Voilà une semaine que la ville de Goundam et environnants n’ont pas accès au réseau de télécommunication Orange-Mali. Des individus armés, non identifiés, ont emporté le groupe électrogène du réseau, dans la nuit du jeudi, 31 mai au vendredi, 1er juin 2018. Sur les lieux, les dégâts sont énormes, a constaté un habitant de Goundam qui a requis l’anonymat. «Du bord du goudron aux installations, on aperçoit les traces du groupe électrogène qu’ils auraient câblé à leur véhicule. Les barils solidement bétonnés pour maintenir le groupe ont été déchainés et jetés. Les installations ou autres câblages ont été également sabotés ou emportés. Les dégâts sont énormes. C’est vraiment déplorable», a-t-il indiqué.

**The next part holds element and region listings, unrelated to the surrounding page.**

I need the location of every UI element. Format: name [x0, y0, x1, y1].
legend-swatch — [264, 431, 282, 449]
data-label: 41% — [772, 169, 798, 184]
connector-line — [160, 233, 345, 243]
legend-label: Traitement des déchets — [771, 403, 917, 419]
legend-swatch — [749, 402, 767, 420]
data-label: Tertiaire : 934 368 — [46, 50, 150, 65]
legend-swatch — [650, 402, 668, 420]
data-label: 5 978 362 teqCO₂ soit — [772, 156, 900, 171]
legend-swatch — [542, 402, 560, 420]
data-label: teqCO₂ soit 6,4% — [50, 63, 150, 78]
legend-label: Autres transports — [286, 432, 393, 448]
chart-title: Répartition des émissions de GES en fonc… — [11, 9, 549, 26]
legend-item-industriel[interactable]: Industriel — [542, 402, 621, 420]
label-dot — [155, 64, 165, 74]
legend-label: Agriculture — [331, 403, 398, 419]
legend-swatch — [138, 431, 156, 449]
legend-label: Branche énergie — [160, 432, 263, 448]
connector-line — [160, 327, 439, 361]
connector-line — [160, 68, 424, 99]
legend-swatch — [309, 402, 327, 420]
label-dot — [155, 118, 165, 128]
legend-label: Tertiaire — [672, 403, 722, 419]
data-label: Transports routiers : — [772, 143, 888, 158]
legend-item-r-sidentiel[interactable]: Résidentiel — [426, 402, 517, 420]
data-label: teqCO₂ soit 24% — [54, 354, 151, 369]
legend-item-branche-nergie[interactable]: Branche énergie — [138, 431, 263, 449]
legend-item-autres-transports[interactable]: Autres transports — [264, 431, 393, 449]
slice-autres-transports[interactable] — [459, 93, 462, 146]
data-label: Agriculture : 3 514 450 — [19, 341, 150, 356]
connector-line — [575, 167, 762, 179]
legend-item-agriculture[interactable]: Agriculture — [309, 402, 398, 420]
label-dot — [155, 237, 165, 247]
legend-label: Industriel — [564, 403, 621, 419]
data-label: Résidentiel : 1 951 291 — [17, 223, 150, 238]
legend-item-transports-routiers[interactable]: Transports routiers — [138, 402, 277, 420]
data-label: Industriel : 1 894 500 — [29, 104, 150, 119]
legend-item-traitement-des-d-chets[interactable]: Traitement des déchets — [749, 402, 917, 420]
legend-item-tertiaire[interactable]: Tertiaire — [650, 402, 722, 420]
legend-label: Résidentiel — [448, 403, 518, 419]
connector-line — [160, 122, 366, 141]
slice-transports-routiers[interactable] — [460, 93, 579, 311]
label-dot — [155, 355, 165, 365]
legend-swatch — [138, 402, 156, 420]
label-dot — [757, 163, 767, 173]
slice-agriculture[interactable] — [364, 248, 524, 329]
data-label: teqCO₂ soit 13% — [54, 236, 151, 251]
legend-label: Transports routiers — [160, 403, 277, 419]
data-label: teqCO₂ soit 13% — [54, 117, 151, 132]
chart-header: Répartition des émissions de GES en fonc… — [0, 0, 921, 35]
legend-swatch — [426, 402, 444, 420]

Cet acte odieux intervient un mois après l’enlèvement respectif de celui de la commune rurale de Douekiré et 48 heures après celui de Tonka (dans le cercle de Goundam, région de Tombouctou). Si ces deux localités respectives ont bénéficié d’une prompte réinstallation des groupes électrogènes, il n’en est pas de même pour Goundam. L’opérateur de téléphonie Orange-Mali a fait l’objet de sabotages consécutifs et de lourdes pertes dans cette localité à plusieurs reprises (plaques solaires emportées, installation sabotée, cuve à essence vidée, etc.) Ces coups de foudre, malgré la présence des Forces Armées maliennes, de la Minusma, des mouvements armés ou même des gardiens engagés. A Goundam, c’est la détresse des populations. Nous sommes devant une agence privée de transfert d’argent via orange-money. Ici, un groupe de jeunes autour du thé. Selon l’agent, cette inaccessibilité au réseau constitue pour lui un manque à gagner. «Depuis la coupure du réseau, mon chiffre d’affaire a baissé. Tout tourne au ralenti. Pour combler le vide, j’ouvre de temps en temps et prends du thé avec mes camarades. C’est avec ce travail que nous gagnions notre vie, mais dommage qu’on ne sait plus à quoi s’en tenir», a-t-il dit. Même son de cloche chez ce boutiquier, vendeur de cartes de recharge. «Aujourd’hui, ceux qui n’avaient pas la puce Malitel en réclament parce que Orange ne marche plus. A ce jour, j’ai plus de 400 000FCFA de cartes de recharges invendues. Alors que si le réseau marche, je les vendrais en quelques jours, car la demande en recharge est forte, mais voilà que ces derniers jours, tout est bloqué», a-t-il déploré.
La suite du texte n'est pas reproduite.